Muddy York’s Gaslight Helles Lager is Hella Tasty
Lagers, bizarrely, are hip. Again, I suppose, if you count decades of domestic dominance as being “hip.” If we follow the beer trends over the last decade, we went from staggeringly bitter, high alcohol IPAs to sippable session ales, to science-experiment sours.
It seems that what goes up must come down, and after two seasons of puckering up for Gose, Witbier, and Flanders Red Ales, the people are ready for a return to the familiar. And what’s more familiar than a lager? I’ve written about craft lagers before, and I want to make it clear that they’re not a new phenomenon by any means. But I believe we’re on the cusp of a major resurgence, and Muddy York’s Gaslight Helles Lager is a beer at the forefront.

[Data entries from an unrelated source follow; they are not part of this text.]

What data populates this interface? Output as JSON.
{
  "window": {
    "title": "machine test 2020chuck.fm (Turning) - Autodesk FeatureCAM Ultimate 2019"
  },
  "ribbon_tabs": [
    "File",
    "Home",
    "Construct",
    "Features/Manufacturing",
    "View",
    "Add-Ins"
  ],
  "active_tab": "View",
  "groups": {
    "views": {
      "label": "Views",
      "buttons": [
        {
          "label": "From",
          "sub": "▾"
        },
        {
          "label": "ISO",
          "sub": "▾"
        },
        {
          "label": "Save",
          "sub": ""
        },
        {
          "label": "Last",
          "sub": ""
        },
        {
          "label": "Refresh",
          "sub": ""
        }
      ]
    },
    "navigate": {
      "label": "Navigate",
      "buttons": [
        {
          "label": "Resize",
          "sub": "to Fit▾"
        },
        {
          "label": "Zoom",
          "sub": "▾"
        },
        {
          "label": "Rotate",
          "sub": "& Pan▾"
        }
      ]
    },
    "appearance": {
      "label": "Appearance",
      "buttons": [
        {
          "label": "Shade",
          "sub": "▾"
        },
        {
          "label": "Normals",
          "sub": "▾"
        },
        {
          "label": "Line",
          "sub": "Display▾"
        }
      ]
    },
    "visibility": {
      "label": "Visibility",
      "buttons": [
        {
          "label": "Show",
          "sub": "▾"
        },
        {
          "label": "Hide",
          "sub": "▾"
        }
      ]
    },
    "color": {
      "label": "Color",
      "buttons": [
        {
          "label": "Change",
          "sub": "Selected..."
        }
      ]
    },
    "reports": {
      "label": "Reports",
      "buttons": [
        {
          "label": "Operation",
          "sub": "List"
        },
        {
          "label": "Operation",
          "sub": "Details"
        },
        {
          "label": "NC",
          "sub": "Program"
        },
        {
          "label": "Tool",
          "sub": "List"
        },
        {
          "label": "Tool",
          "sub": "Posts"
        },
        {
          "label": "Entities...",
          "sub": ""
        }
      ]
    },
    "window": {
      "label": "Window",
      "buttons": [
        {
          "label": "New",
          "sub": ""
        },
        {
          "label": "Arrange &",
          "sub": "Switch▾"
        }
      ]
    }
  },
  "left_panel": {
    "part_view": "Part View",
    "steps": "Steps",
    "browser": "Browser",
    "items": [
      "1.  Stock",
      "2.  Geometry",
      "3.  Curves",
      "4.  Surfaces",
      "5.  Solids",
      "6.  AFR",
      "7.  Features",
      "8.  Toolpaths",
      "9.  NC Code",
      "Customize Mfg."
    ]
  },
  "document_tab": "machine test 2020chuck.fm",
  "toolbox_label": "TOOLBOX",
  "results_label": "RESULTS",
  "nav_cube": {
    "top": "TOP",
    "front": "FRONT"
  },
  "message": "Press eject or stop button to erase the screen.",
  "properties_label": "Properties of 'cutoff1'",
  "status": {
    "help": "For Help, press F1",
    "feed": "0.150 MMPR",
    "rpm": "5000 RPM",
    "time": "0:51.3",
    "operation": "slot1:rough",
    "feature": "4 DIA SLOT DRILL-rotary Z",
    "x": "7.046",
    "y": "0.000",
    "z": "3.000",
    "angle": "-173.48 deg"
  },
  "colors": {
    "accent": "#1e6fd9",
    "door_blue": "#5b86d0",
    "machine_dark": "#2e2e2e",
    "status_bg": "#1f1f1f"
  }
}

Helles is a German-style lager, a little more full-flavoured than it’s corn-sweetened North American cousins. It’s the taste of a European draught beer, and the Gaslight Helles Lager was a slam bang expression of it. Here’s what I thought:
Muddy York Gaslight Helles Lager Review
The first thing that caught my eye was the excellent branding of this Muddy York. You shouldn’t judge a brew by it’s packaging, but if you did, Gaslight Helles Lager would be judged favourably. Helles means “pale in colour” in German, and the Gaslight is just that. Stupidly I only took photos of the can, but I at least had the foresight to get a couple of these and did a proper pint tasting. It’s a light straw colour, very clear with a surprisingly active head.
On the nose, you know right away you’re not drinking your dad’s Bud. There’s a surprisingly floral aroma (perhaps brought about by what Muddy York’s marketing department describes as “unique yeast strain”) and a lovely maltiness. There’s just something a bit more refined about a whiff of this than the lagers I grew up with. If craft is going to do lagers, I’m glad breweries like Muddy York are still trying to be interesting.
Gaslight Helles Lager tastes almost as good as it looks. It’s refreshing, well-balanced and subtle, with a hint of the aforementioned floralness, a kiss of malty sweetness and even a touch of pilsner-like bitterness. It’s as easy drinking as a beer can be without becoming boring. The finish is very brief, which isn’t necessarily a bad thing for a lager. Best of all, there’s not a lingering sickly-sweetness that a lot of mass produced domestic lagers seem to have.